Depuis la réforme du code pénal de 1994, les personnes détenues conservent le droit de vote, sauf si la justice a prononcé une peine d’incapacité électorale à leur encontre, ce qui s’avère en pratique peu fréquent.

En pratique

Les personnes détenues peuvent voter par procuration ou demander une permission de sortir. Cependant, bon nombre d’entre elles sont exclues de cette deuxième option car elles n’y sont pas éligibles.

Par ailleurs, la demande de permission de sortir peut toujours être refusée, et ce à quelques jours du scrutin, empêchant celle qui n’a pas prévue de procuration de voter.
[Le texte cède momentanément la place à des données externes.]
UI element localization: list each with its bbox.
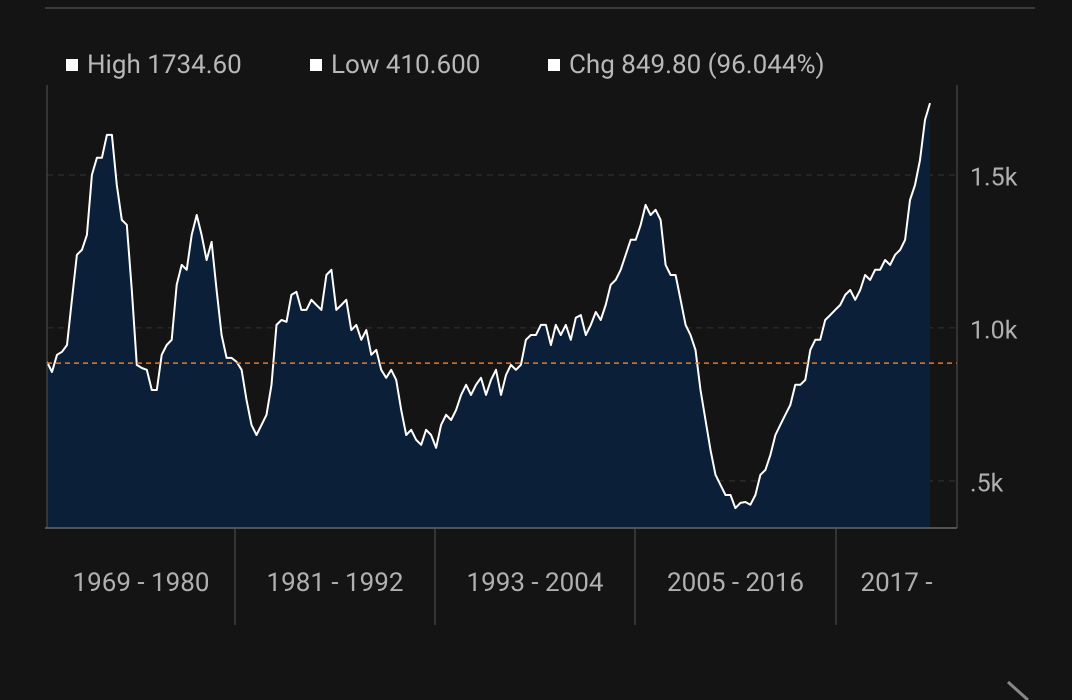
area xyxy=(47,103,930,528)
x-tick-label: 1969 - 1980 xyxy=(73,568,210,598)
legend-swatch xyxy=(66,59,78,71)
x-tick-label: 1993 - 2004 xyxy=(467,568,604,598)
x-tick-label: 2017 - xyxy=(860,568,932,598)
x-tick-label: 1981 - 1992 xyxy=(267,568,404,598)
legend: High 1734.60 Low 410.600 Chg 849.80 (96.04… xyxy=(66,50,825,80)
y-tick-label: 1.0k xyxy=(970,317,1018,346)
legend-label: Low 410.600 xyxy=(331,50,480,80)
line xyxy=(46,102,931,510)
legend-swatch xyxy=(548,59,560,71)
y-tick-label: 1.5k xyxy=(970,164,1018,193)
x-tick-label: 2005 - 2016 xyxy=(667,568,804,598)
legend-label: Chg 849.80 (96.044%) xyxy=(569,50,825,80)
legend-label: High 1734.60 xyxy=(87,50,242,80)
chevron[interactable] xyxy=(1006,680,1030,700)
y-tick-label: .5k xyxy=(970,469,1004,498)
legend-swatch xyxy=(310,59,322,71)
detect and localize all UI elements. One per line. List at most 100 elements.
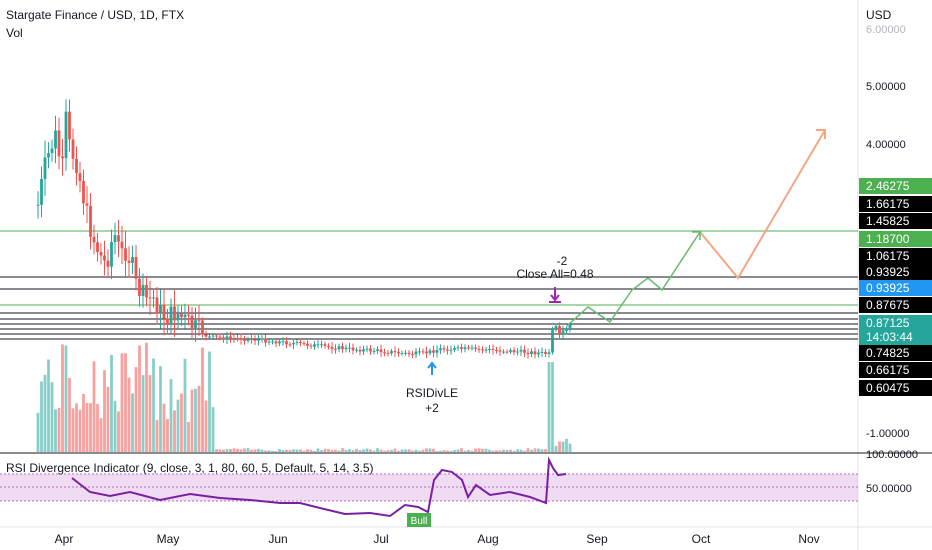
candle-body bbox=[509, 350, 512, 352]
candle-body bbox=[75, 158, 78, 174]
x-tick: May bbox=[157, 532, 180, 546]
candle-body bbox=[201, 320, 204, 335]
buy-arrow-icon bbox=[427, 361, 437, 375]
volume-bar bbox=[257, 448, 260, 452]
arrow-head-icon bbox=[816, 129, 826, 139]
volume-bar bbox=[334, 449, 337, 452]
candle-body bbox=[421, 351, 425, 353]
price-badge-value: 1.45825 bbox=[866, 214, 910, 228]
candle-body bbox=[36, 204, 40, 206]
candle-body bbox=[330, 346, 334, 349]
candle-body bbox=[358, 349, 362, 352]
volume-bar bbox=[379, 449, 383, 452]
price-badge bbox=[859, 213, 932, 229]
volume-bar bbox=[558, 441, 561, 452]
price-badge-value: 0.93925 bbox=[866, 265, 910, 279]
candle-body bbox=[117, 235, 120, 242]
volume-bar bbox=[369, 449, 372, 452]
candle-body bbox=[554, 326, 558, 330]
close-all-label: Close All=0.48 bbox=[516, 267, 593, 281]
candle-body bbox=[208, 336, 211, 338]
candle-body bbox=[197, 320, 201, 322]
rsi-axis-tick: 100.00000 bbox=[866, 449, 918, 461]
candle-body bbox=[271, 341, 274, 343]
candle-body bbox=[365, 348, 369, 350]
candle-body bbox=[85, 203, 89, 206]
candle-body bbox=[418, 351, 421, 353]
candle-body bbox=[173, 306, 176, 321]
volume-bar bbox=[306, 449, 309, 452]
candle-body bbox=[467, 347, 470, 349]
volume-bar bbox=[208, 351, 211, 452]
volume-bar bbox=[85, 402, 89, 452]
candle-body bbox=[446, 349, 449, 351]
candle-body bbox=[236, 338, 239, 340]
candle-body bbox=[225, 336, 229, 340]
price-badge-value: 2.46275 bbox=[866, 179, 910, 193]
candle-body bbox=[169, 306, 173, 325]
bull-badge bbox=[407, 513, 431, 527]
volume-bar bbox=[351, 450, 355, 452]
volume-bar bbox=[526, 448, 530, 452]
candle-body bbox=[484, 349, 488, 351]
volume-bar bbox=[99, 418, 103, 452]
volume-bar bbox=[96, 404, 99, 452]
volume-bar bbox=[309, 449, 313, 452]
candle-body bbox=[309, 345, 313, 347]
volume-bar bbox=[470, 450, 474, 452]
volume-bar bbox=[313, 450, 316, 452]
candle-body bbox=[57, 130, 61, 157]
volume-bar bbox=[505, 449, 509, 452]
volume-bar bbox=[190, 389, 194, 452]
candle-body bbox=[218, 336, 222, 338]
candle-body bbox=[211, 335, 215, 337]
volume-bar bbox=[250, 449, 253, 452]
volume-bar bbox=[540, 449, 544, 452]
candle-body bbox=[495, 349, 498, 351]
candle-body bbox=[250, 338, 253, 340]
x-tick: Jun bbox=[268, 532, 287, 546]
candles bbox=[36, 99, 572, 359]
volume-bar bbox=[75, 403, 78, 452]
candle-body bbox=[355, 349, 358, 351]
price-badge bbox=[859, 280, 932, 296]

Si les personnes détenues n’ont plus d’attache dans leur commune d’origine, elles doivent s’inscrire sur les listes électorales de la commune du lieu d’implantation de la prison. Et pour la procuration trouver un mandataire inscrit dans la même commune. Autant de démarches qui peuvent s’avérer extrêmement complexes. Ainsi, le taux de participation des personnes détenues est très faible (entre 4 et 8% selon les élections).

D’autres pays, comme le Danemark ou la Pologne, ont fait le choix de l’inclusion et de la protection des droits civiques des personnes incarcérées en installant des bureaux de vote en détention. La France s’y oppose encore, alors qu’elle pourrait adjoindre ce dispositif à celui, fondamental, des permissions de sortir. Avec, en retour, une participation effective aux scrutins. En 2011, par exemple, 58,7 % des personnes incarcérées en Pologne en capacité de voter ont participé aux élections législatives.